Experience with aging facilities
Another aspect of her job that she finds very interesting, and comes across a lot in her 20 years on the job, is aging facilities. She has worked for several older facilities, such as nickel refineries and plants with gas and chemical reform furnaces, but the most fascinating projects she has worked on involve actually refurbishing and repairing older equipment. In her experience, she has found that the modes of damage in CRAs in aging plants are often very specific. This is why Ana maintains that in order to work on tackling the problem of aging plants and equipment one has to thoroughly understand the service and history to assess the condition of older equipment. Even then, repairs of aged materials can be extremely challenging.
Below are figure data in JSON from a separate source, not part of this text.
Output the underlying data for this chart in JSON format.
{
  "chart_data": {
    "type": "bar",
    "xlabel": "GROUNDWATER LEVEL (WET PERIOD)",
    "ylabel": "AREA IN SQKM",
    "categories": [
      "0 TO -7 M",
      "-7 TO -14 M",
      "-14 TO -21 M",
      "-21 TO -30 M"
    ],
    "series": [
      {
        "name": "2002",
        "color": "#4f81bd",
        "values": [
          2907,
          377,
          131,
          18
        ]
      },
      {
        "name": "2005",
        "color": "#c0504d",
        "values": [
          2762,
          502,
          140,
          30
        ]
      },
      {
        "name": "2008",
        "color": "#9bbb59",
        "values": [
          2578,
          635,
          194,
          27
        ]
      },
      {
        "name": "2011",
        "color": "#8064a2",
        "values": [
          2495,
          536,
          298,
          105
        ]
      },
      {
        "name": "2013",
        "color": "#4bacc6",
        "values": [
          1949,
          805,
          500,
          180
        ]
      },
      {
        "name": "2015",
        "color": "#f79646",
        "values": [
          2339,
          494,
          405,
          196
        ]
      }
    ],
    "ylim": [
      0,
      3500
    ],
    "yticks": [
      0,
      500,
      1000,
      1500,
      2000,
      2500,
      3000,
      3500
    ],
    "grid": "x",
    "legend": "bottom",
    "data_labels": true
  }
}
In terms of using materials to help prevent or avoid problems it is important to ensure that parts have an acceptable replacement interval. But even more so than that, Ana stresses that it is crucial for operating personnel to have a clear understanding of the location and type of damage that has occurred over time. Especially in the chemical and petrochemical process industries, stainless steels and CRAs are indispensable. Ana’s best advice for dealing with aging facilities from the NDT perspective is to keep in mind that as equipment ages, more and more maintenance and regular checks are required; diligence is definitely key. It’s also important to be open to how new technologies can help to keep equipment reliably running.
The future of NDT
She also stated that she has had to keep an open mind in her career as NDT has been going through a “never-ending evolution” since she first started in the industry. She elaborated that computers first allowed engineers to evaluate much more data than ever before. Currently, Ana and her co-workers are able to obtain images that provide the best and most prompt descriptions of damage. In addition, even historical information can be examined and compared, which wasn’t easily accomplished before current technological advancements.
Ana ended our discussion by stressing that even though we live in a technological age that allows NDT to go places it never could previously, “Testing personnel still have a key responsibility with the digital data that is allowing us to communicate more easily. I specifically have in mind the amazing images that we get from digital detector array technology on the integrity of piping components. Also, the clear aw boundaries now outlined by Total Focus Method Phased Array UT technology promise to help us to ‘see’ flaws and metal losses more clearly with images instead of with words. NDE technologies change very quickly, but I look forward to seeing what is next.”